Cada día salía a esparcir la palabra. A veces en el camino,
otras veces en las piedras. En algunas ocasiones tuvo que entrar entre los espinos,
amenazado por sus peligrosas puntas, con temor de sufrir una herida mortal. Pero
nunca dejó de repartir la palabra a su paso.
Cuando encontró una tierra fértil se dedicó a sembrar con
paciencia. Limpió el terreno de impurezas, señaló las cosas que estaban mal y
que podían matar la semilla. Fertilizó el campo con los nutrientes de la
verdad. Puso con delicadeza la semilla en el corazón aprisionado por el pecado.
Cuando la semilla comenzó a germinar la regó cada día.

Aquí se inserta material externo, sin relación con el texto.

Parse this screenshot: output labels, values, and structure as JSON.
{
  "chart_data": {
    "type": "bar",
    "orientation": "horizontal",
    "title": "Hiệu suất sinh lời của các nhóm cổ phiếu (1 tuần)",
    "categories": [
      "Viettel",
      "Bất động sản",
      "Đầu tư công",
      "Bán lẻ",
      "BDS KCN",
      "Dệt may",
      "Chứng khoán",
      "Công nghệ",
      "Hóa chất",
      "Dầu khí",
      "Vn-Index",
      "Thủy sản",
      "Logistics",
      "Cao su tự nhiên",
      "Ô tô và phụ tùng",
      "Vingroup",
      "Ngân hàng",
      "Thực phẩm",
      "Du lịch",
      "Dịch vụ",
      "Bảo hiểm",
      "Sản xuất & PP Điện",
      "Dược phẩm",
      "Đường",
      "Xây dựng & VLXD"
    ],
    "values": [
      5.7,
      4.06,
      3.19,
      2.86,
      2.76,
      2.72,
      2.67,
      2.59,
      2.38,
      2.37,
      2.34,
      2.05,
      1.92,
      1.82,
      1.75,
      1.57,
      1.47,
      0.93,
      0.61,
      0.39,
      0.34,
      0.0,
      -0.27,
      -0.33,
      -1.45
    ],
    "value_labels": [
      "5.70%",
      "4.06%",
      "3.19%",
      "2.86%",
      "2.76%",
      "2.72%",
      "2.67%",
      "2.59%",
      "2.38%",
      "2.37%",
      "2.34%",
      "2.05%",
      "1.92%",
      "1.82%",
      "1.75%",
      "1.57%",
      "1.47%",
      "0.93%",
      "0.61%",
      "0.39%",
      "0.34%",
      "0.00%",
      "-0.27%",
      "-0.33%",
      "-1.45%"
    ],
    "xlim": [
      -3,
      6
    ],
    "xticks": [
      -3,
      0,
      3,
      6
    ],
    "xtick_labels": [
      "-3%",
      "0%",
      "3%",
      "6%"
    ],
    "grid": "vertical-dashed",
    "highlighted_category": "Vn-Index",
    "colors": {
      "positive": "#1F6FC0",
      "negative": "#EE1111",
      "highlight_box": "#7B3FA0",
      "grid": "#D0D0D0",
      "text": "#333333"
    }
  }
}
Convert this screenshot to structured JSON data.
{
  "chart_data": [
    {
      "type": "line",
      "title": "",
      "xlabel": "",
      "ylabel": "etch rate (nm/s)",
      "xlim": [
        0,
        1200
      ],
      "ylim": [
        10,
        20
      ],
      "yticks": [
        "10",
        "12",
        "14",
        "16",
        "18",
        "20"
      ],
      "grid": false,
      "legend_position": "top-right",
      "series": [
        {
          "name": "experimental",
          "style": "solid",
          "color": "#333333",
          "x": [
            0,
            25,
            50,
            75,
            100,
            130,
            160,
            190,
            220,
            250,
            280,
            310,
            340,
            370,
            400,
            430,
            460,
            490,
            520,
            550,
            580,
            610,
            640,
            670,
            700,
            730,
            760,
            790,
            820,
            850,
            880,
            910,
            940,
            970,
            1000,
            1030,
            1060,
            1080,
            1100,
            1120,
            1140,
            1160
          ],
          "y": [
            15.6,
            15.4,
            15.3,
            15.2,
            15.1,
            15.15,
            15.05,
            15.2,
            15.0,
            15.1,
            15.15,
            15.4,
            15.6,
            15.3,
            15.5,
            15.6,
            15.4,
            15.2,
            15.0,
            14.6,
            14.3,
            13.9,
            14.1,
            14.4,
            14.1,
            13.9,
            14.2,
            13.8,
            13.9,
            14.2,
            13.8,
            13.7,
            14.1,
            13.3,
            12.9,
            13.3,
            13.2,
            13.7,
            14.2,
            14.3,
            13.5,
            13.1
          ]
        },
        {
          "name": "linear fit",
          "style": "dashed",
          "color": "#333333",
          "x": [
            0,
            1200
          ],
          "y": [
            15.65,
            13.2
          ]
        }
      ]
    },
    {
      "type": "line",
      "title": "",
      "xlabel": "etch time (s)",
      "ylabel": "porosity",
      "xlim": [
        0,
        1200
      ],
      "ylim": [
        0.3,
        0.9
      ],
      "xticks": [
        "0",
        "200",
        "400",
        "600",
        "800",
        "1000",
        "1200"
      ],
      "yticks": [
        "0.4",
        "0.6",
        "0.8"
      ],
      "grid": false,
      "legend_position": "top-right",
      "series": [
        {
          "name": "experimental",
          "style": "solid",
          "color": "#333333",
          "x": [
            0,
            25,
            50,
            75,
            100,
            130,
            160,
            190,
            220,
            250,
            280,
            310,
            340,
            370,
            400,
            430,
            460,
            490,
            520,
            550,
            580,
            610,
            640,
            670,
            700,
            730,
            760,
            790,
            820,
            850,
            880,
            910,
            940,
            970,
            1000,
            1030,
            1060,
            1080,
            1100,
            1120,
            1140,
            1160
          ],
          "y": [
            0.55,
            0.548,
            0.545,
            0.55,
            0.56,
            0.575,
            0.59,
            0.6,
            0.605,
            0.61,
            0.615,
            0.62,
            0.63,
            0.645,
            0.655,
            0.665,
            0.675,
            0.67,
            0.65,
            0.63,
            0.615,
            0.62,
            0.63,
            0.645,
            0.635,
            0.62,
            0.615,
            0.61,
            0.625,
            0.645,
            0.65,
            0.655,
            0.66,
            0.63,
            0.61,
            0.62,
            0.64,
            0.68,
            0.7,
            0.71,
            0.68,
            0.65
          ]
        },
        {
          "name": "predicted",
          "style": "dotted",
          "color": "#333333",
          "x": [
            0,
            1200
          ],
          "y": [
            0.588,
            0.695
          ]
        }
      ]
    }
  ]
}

En
ocasiones la regaba él, en otras ocasiones algún sembrador vecino[4]. La
alimentaba con la suave brisa de los himnos, con chorros de oración y con la
lluvia de la doctrina. Siempre orando para que Dios le diera crecimiento a esa
nueva planta.
Gracias a su esfuerzo, el Señor bendijo el campo y dio mucho
fruto. Ahora hacían falta obreros. “La mies a la verdad es mucha, mas los
obreros pocos; por tanto, rogad al Señor de la mies que envíe obreros a su mies”[5].